PTA Comunitarios are an alternative grassroots-based form of the traditional parent organization. The PTA Comunitarios in the Texas Rio Grande Valley, know very clearly that under the new curriculum plan, their children from the poorest neighborhoods and colonias will be counseled into tracks not of college-preparation quality.

They call on you for the following:

  • Do not exclude Algebra II as a required subject in high school.
  • Keep the requirements that were in place for the 4×4 curriculum.
  • Support the PSJA model for all students to be prepared for college.
  • All of our children should be considered college-material and taught accordingly.

The Intercultural Development Research Association is an independent, private non-profit organization, led by María Robledo Montecel, Ph.D., dedicated to assuring educational opportunity for every child. At IDRA, we develop innovative research- and experience-based solutions and policies to assure that (1) all students have access to and succeed in high-quality schools, (2) families and communities have a voice in transforming the educational institutions that serve their children, and (3) educators have access to integrated professional development that helps to solve problems, create solutions, and use best practices to educate all students to high standards.

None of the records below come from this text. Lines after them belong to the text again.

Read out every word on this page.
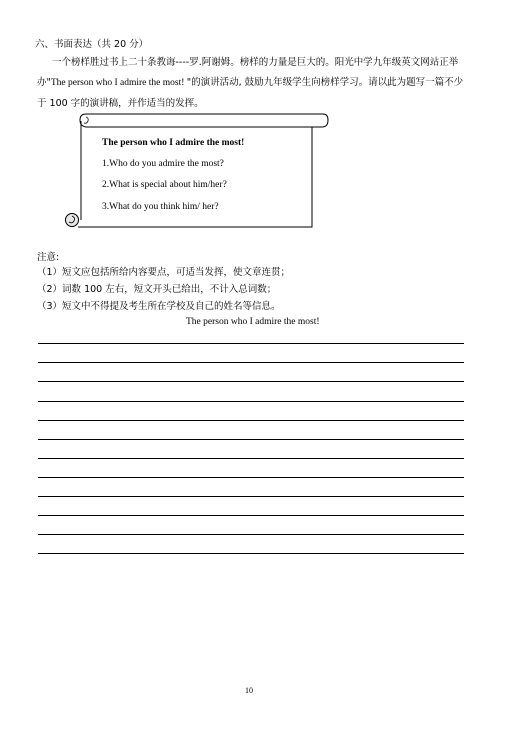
六、书面表达（共 20 分）
一个榜样胜过书上二十条教诲----罗.阿谢姆。榜样的力量是巨大的。阳光中学九年级英文网站正举
办"The person who I admire the most! "的演讲活动, 鼓励九年级学生向榜样学习。请以此为题写一篇不少
于 100 字的演讲稿，并作适当的发挥。
The person who I admire the most!
1.Who do you admire the most?
2.What is special about him/her?
3.What do you think him/ her?
注意:
（1）短文应包括所给内容要点，可适当发挥，使文章连贯；
（2）词数 100 左右，短文开头已给出，不计入总词数；
（3）短文中不得提及考生所在学校及自己的姓名等信息。
The person who I admire the most!
10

The Texas Latino Education Coalition includes groups such as the Mexican American Legal Defense and Educational Fund (MALDEF), Texas League of United Latin American Citizens (LULAC), the National Council of La Raza (NCLR), Mexican American School Board Association (MASBA), Intercultural Development Research Association (IDRA), Texas Association of Mexican American Chambers of Commerce (TAMACC), Texas Hispanics Organized for Political Education (HOPE), Texas Association for Bilingual Education (TABE), Texas Association for Chicanos in Higher Education (TACHE), the Cesar E. Chavez Legacy and Educational Foundation, and the Hector P. Garcia G.I. Forum.

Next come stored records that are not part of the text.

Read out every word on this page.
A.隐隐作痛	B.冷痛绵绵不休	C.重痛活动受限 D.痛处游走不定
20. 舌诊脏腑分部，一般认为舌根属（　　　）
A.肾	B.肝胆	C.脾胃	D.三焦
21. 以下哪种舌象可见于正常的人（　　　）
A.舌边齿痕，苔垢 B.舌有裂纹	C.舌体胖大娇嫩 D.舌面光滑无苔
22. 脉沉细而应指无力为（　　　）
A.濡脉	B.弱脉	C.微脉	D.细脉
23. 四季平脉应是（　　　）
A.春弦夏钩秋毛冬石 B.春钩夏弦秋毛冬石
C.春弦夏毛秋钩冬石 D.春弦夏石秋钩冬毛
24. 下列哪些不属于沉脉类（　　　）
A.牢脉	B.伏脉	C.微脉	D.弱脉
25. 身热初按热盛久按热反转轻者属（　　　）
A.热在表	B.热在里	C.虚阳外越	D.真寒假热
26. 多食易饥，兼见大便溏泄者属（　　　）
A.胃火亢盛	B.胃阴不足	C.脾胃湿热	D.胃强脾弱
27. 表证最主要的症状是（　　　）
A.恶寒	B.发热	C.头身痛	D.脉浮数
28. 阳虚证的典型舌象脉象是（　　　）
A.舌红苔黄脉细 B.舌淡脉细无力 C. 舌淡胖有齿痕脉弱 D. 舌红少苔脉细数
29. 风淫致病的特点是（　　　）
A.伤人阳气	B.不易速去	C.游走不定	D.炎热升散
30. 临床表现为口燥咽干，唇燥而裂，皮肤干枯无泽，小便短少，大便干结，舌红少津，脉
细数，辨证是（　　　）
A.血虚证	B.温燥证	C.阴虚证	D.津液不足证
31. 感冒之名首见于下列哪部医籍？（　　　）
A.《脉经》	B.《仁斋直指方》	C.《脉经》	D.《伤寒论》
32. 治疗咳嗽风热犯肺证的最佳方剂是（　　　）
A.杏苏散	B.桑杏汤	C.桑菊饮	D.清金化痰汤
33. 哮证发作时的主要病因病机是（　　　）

PTA Comunitario is a community-based parent-teacher organization whose sole purpose is to collaborate with schools to improve children’s academic outcomes. To date, the PTA Comunitario model has taken root in the Texas Rio Grande Valley among Spanish-speaking, Hispanic, working-class families. The PTA Comunitario model is based on IDRA’s Family Leadership in Education process and decades of experience engaging parents and families in education.